After my visitors went back to Portland, I decided to settle in to the area for a few days. I’ve found myself most at ease when I’ve gotten to know and explore a space for more than just a couple of days. That’s when I’ve really learned about the culture and people (and gotten to know one or some of them too). And, I crave that settled feeling in general in life, out here maybe even more than back home.
So I went to the library; I went to the movies. I went to lunches and dinners with my new friend Jim. I even watched some TV! I hiked and camped and sat and read. I explored…and did LOTS of people-watching.
I came to Wyoming with some stereotypes about the place and the people (newsflash: we all have them).
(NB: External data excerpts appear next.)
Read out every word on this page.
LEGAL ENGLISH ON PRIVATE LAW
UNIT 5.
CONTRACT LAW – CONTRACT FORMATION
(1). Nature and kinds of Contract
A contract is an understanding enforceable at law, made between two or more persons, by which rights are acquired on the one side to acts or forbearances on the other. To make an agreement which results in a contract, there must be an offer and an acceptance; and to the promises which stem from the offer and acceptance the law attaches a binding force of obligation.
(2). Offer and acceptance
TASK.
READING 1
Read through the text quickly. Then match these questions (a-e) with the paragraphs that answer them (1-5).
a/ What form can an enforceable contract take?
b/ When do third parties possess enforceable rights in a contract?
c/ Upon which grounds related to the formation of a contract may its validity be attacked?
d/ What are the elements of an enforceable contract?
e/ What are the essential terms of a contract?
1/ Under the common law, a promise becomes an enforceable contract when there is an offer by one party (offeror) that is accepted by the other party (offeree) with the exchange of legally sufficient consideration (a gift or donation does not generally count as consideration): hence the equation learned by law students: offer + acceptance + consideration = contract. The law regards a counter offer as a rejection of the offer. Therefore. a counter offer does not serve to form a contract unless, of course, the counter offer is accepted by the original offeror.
I also began my journey saying “If I decide to move away from Oregon, I bet it’s because I fall in love with the wide open spaces and big skies of Wyoming or Montana…” so those stereotypes were a mixed bag, certainly not all negative. I did sort of expect I’d be walking into Trump Country, so to speak, and I’m not sure I didn’t, but it didn’t feel like I thought it would feel.
There was a definite small town, rural, country feel to most everywhere I went (not surprising, given the ranches and farms that dot the area). I wish I could have plucked all the tourists out of Jackson and just observed the locals…but they were certainly easy to tell apart! The locals looked like, well, home to me. They wore plaid and flannel and belt buckles and work boots (not like the ones folks wear to country concerts to look the part but the kind that are steel-toed and well-worn; in other words, ones that are actually functional and worked-in). There were also a lot of cowboy hats. Those were harder to tell fashionable from functional, I must admit…
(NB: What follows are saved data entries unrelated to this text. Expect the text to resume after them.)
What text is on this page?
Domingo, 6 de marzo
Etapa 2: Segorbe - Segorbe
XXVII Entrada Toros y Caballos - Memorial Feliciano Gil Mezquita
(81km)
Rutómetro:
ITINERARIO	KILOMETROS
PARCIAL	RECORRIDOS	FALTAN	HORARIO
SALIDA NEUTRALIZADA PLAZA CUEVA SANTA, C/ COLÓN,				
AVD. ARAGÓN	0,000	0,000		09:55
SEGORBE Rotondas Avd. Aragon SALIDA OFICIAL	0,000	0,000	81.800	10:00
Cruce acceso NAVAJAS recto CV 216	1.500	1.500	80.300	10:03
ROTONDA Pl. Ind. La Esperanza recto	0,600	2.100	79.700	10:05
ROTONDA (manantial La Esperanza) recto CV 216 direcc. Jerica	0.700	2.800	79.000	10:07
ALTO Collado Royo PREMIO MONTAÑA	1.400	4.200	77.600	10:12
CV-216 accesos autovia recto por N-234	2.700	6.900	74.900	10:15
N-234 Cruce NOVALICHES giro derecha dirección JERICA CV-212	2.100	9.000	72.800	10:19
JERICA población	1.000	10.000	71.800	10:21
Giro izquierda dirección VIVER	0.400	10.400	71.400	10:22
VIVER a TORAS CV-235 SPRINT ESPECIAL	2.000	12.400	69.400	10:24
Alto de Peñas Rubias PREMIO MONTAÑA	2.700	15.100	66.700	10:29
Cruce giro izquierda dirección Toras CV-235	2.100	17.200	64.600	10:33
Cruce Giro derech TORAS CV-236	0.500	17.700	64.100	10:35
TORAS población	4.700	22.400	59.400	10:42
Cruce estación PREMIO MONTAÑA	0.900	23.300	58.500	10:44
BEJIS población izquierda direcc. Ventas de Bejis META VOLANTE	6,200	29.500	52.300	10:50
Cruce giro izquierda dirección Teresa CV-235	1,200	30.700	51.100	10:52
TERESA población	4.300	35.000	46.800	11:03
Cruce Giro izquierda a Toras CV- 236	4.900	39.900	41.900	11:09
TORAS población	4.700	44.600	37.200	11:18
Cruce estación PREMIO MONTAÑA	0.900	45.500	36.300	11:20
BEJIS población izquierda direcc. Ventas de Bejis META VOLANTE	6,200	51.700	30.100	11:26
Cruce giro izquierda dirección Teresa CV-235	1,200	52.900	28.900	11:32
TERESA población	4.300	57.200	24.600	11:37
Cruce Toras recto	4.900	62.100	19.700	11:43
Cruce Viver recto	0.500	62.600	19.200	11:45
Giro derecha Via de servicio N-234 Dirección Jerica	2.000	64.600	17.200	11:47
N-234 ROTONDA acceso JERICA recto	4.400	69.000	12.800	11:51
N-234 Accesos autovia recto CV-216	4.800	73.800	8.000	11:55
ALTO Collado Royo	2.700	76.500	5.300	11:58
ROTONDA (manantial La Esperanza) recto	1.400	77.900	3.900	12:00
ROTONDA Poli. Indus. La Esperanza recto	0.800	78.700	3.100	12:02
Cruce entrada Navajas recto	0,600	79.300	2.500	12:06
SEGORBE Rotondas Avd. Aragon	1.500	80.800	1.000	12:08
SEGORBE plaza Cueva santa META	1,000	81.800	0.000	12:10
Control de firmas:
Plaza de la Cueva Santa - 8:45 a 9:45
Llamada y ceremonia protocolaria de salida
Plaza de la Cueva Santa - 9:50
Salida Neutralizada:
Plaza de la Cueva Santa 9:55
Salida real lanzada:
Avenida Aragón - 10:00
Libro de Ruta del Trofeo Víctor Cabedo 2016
I felt like I was surrounded (minus travelers) by hard work and common sense. Parking in Jackson was free. The rules of the road seemed…sensible. I made a U-turn once and knew I’d never get a ticket for it. It was safe and functional, and these people seem to appreciate function over form. It was refreshing to not be surrounded by wanna-be-hipsters who mock me for drinking Coors Light (whilst riding skateboards with cats perched on their shoulders). These folks get me (and I get them), even if we vote much differently…and I’m coming to appreciate that – commonality that goes above and beyond politics. (Don’t get me wrong; I love Portland, but I also value common sense and pragmatism, some of which seems to be missing there…)
I could go on and on about the thoughts I had and observations I made and thinking the area and people and learning there made me do…but I won’t. I’ll just say there’s good stuff and there are good people in every place I go. That’s a beautiful momento for me to take away.
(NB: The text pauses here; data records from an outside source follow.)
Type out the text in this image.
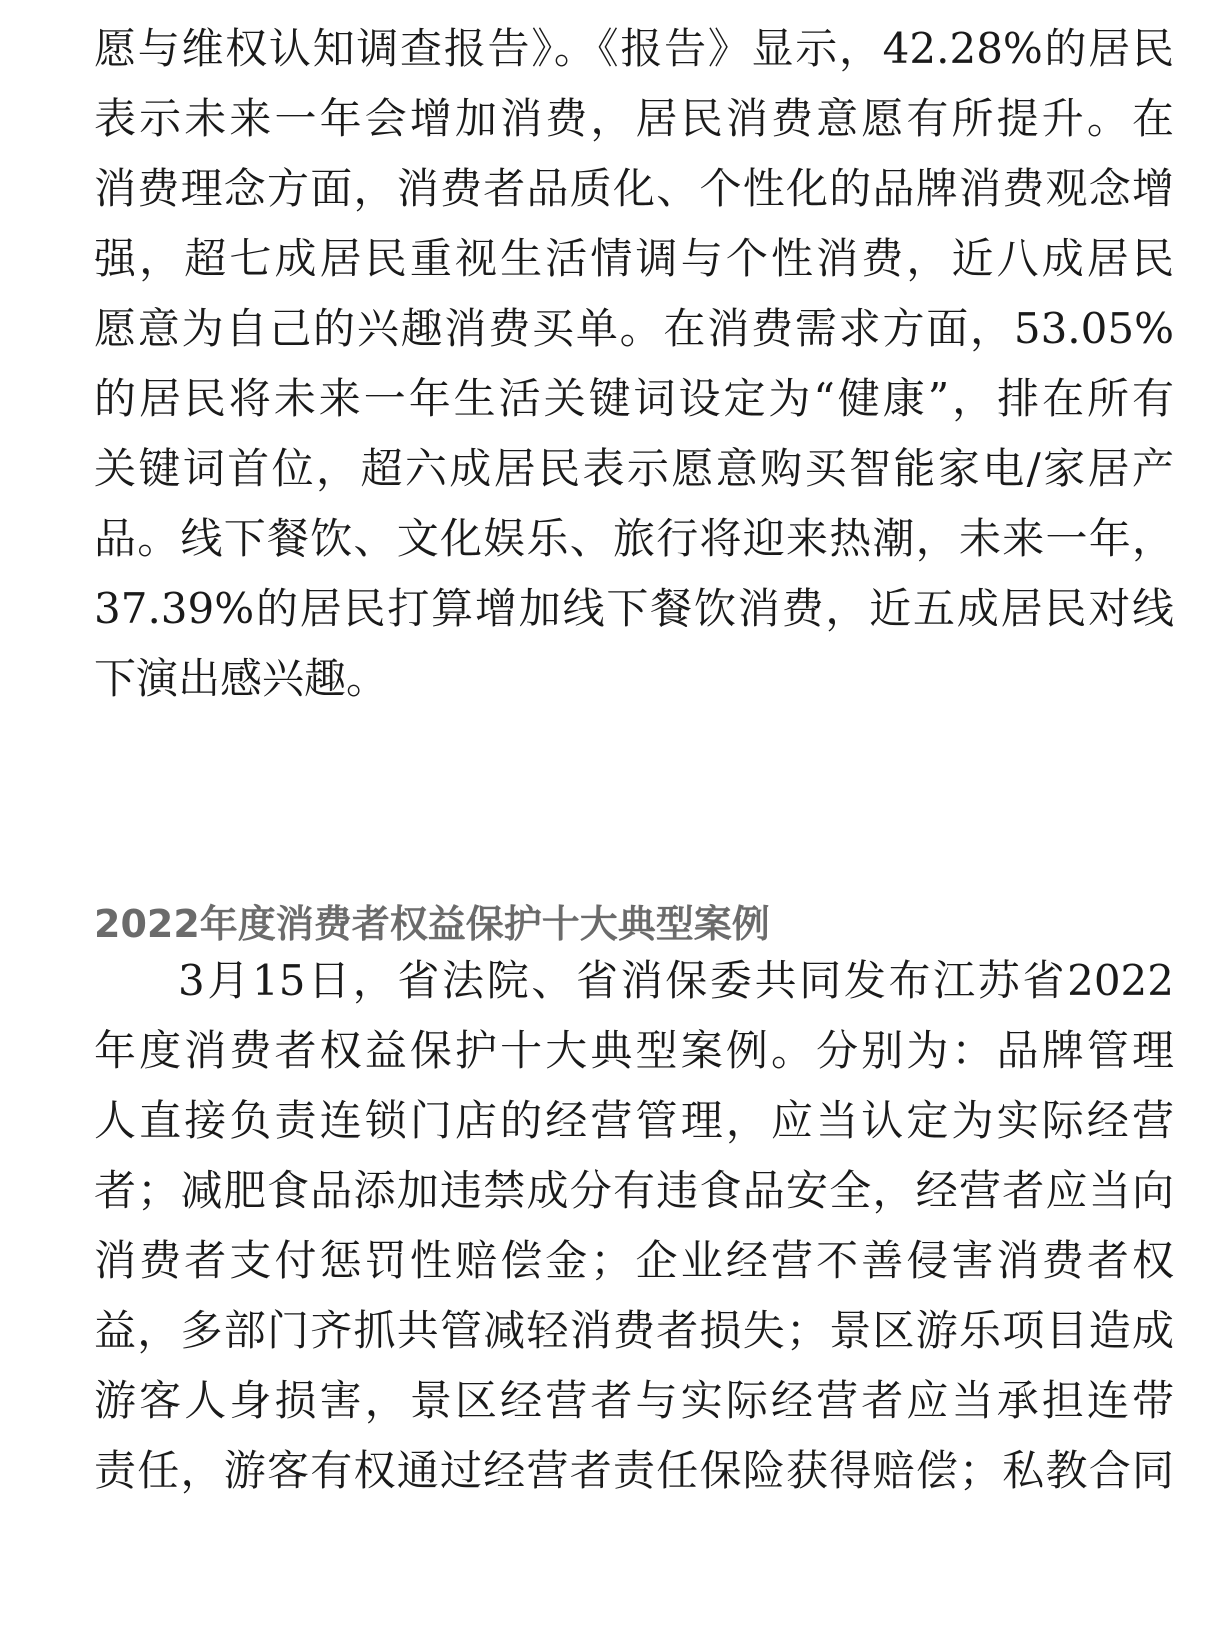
愿与维权认知调查报告》。《报告》显示，42.28%的居民
表示未来一年会增加消费，居民消费意愿有所提升。在
消费理念方面，消费者品质化、个性化的品牌消费观念增
强，超七成居民重视生活情调与个性消费，近八成居民
愿意为自己的兴趣消费买单。在消费需求方面，53.05%
的居民将未来一年生活关键词设定为“健康”，排在所有
关键词首位，超六成居民表示愿意购买智能家电/家居产
品。线下餐饮、文化娱乐、旅行将迎来热潮，未来一年，
37.39%的居民打算增加线下餐饮消费，近五成居民对线
下演出感兴趣。
2022年度消费者权益保护十大典型案例
3月15日，省法院、省消保委共同发布江苏省2022
年度消费者权益保护十大典型案例。分别为：品牌管理
人直接负责连锁门店的经营管理，应当认定为实际经营
者；减肥食品添加违禁成分有违食品安全，经营者应当向
消费者支付惩罚性赔偿金；企业经营不善侵害消费者权
益，多部门齐抓共管减轻消费者损失；景区游乐项目造成
游客人身损害，景区经营者与实际经营者应当承担连带
责任，游客有权通过经营者责任保险获得赔偿；私教合同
(The picture here features one of the four elk antler arches surrounding the town square in Jackson. Jenna – the vegan – asked me “Do they kill elk for their antlers?” I responded as best I knew how: “No, I’m sure they kill them for other things – meat, etc. – and the arches are a byproduct.” I was wrong though. Upon further reading I learned that elk in large refuge area near Jackson shed their antlers each year…and local boy scouts collect them to be featured in the arches, which have become a fixture of Jackson’s identity.)